The previous presentation at the Comédie Française – FNW
“Whatever the size of a brand, the agreement between the general manager and the creative director, the alchemy that can be created, is the main issue. This determines all the dynamics. There is nothing worse a brand in the growth phase where the agreement between the CEO and the creative director is unbalanced. Either the creative director feels that the cursor of the CEO is too business and feels restrained in his creation. Either the creative director expresses himself without limit and behind the brand produces commercial collections that no longer have anything to do with each other. It’s a huge opportunity and a time saver to already know each other. Admittedly, we hadn’t worked in such a framework, but what brought us together is the taste and even the obsession for the product.”.
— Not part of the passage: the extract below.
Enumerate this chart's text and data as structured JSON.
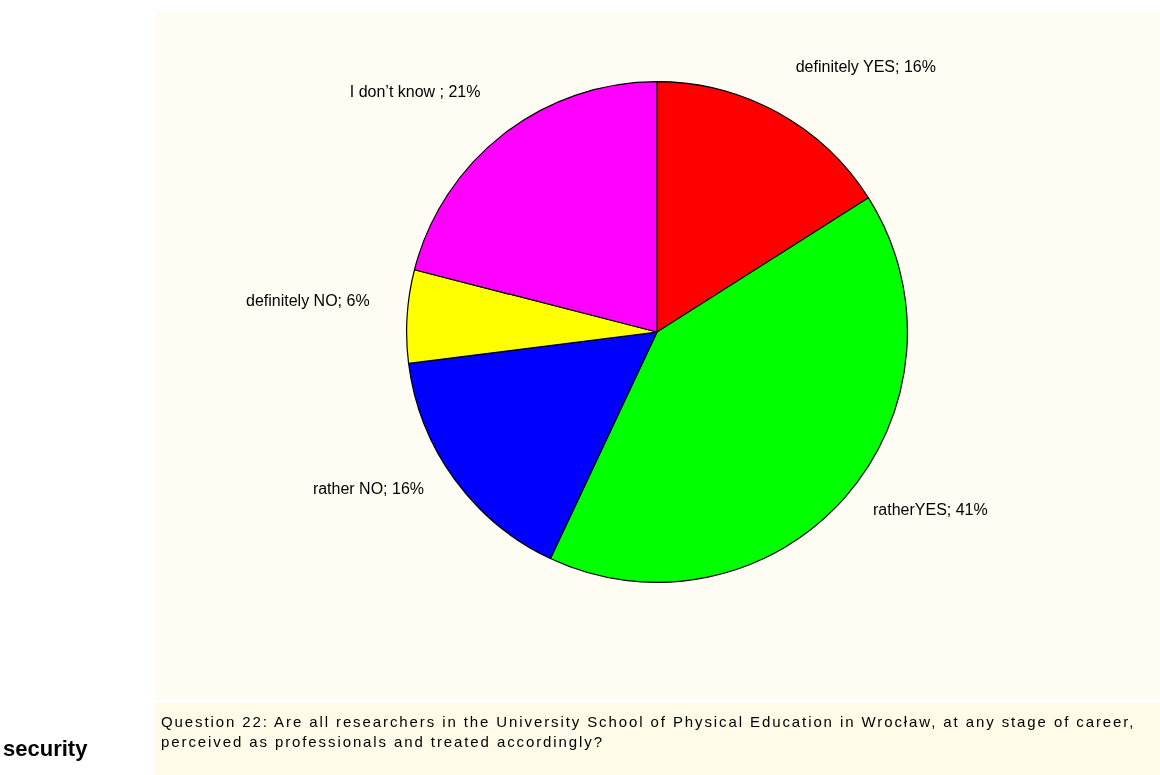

A collaboration that will surface on the collection presented this Thursday and which will be reinforced over the coming seasons. Proposals that might be put in the spotlight even more with the transition to the catwalk format?
“For me, any brand with a designer aspires to a moment in the show format, abounds the general manager. However, we must never disconnect from our end consumer. The organization of a show is in the viewfinder. But we must identify a format that suits us. The technical aspect of the fashion show format according to the definition of the federation is interesting because the subject is focused and impactful over a fixed period. I, who come from fashion houses, I discover that the presentation is a format much more restrictive. You have to manage to create life for three and a half hours, whatever the moment, each visitor must have the same experience. It’s a real challenge! The parade is a natural aspiration, but we will do it in consistency with the fact that we are a ‘direct to consumer’ brand”.
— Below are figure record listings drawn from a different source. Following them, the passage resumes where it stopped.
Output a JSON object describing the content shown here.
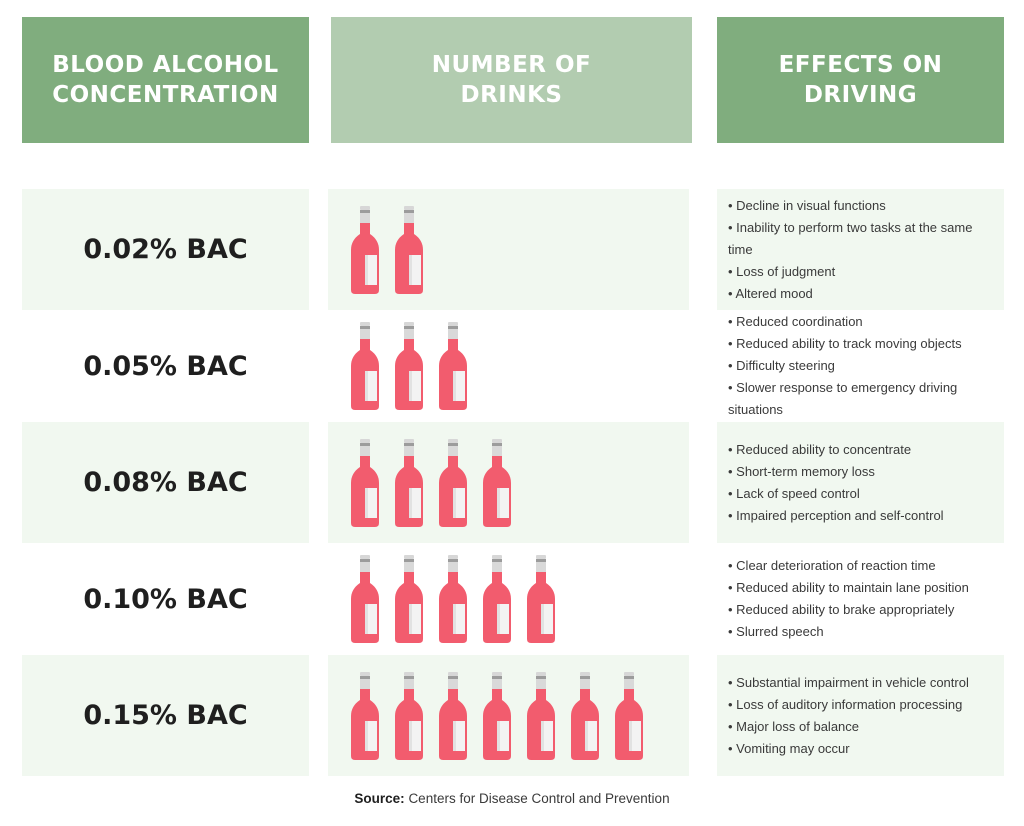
{
  "headers": {
    "bac": "BLOOD ALCOHOL\nCONCENTRATION",
    "drinks": "NUMBER OF\nDRINKS",
    "effects": "EFFECTS ON\nDRIVING"
  },
  "rows": [
    {
      "bac": "0.02% BAC",
      "drinks": 2,
      "effects": [
        "Decline in visual functions",
        "Inability to perform two tasks at the same time",
        "Loss of judgment",
        "Altered mood"
      ]
    },
    {
      "bac": "0.05% BAC",
      "drinks": 3,
      "effects": [
        "Reduced coordination",
        "Reduced ability to track moving objects",
        "Difficulty steering",
        "Slower response to emergency driving situations"
      ]
    },
    {
      "bac": "0.08% BAC",
      "drinks": 4,
      "effects": [
        "Reduced ability to concentrate",
        "Short-term memory loss",
        "Lack of speed control",
        "Impaired perception and self-control"
      ]
    },
    {
      "bac": "0.10% BAC",
      "drinks": 5,
      "effects": [
        "Clear deterioration of reaction time",
        "Reduced ability to maintain lane position",
        "Reduced ability to brake appropriately",
        "Slurred speech"
      ]
    },
    {
      "bac": "0.15% BAC",
      "drinks": 7,
      "effects": [
        "Substantial impairment in vehicle control",
        "Loss of auditory information processing",
        "Major loss of balance",
        "Vomiting may occur"
      ]
    }
  ],
  "source": {
    "label": "Source:",
    "text": "Centers for Disease Control and Prevention"
  },
  "icon": "wine-bottle-icon",
  "colors": {
    "header_dark": "#80ad7e",
    "header_light": "#b2ccb0",
    "row_shade": "#f1f8f0",
    "bottle": "#f25c6e"
  }
}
For the brand, it might then be a question of having at least a part of see now-buy now in this approach in order in particular to bring the pieces directly to its French or European customers. Tommy Hilfiger or Boss have explored this path. But the management says that the project is still to be refined on this point. Its priority, however, is to assert the brand’s position in the accessible luxury segment. Born from a know-how on the suit, Fursac has kept this identity while exploring new product categories in recent seasons. A work of progressive expansion of the offer which makes it possible to modify by small touches the perception of the brand in France and to attract new customers, but also to set a tone for its identity internationally.
The green leather jacket for the spring-summer 2023 season – Fursac
“We are not a designer brand, but a brand with a designer. We are in the process of building Fursac’s desirability while remaining accessible. In fact, we are living in a great moment for the brand. allows us to transform the image. Typically, we experienced it with our green leather jacket, emblematic piece of this summer. This surprises. People say to themselves ‘But that’s Fursac!?’ And that’s the strength: managing to bring together pieces from tailoring and more creative pieces. That’s where we see an influence from Ralph Lauren, where he worked. It’s a brand that is elegant and manages to talk to a lot of people.”
In France, and therefore increasingly internationally where the brand might find partners in Asia and the Americas, Fursac is therefore destined to attract more and more people. Without yet competing with Ralph Lauren, but still having in sight the milestone of 100 million euros in turnover in the medium term.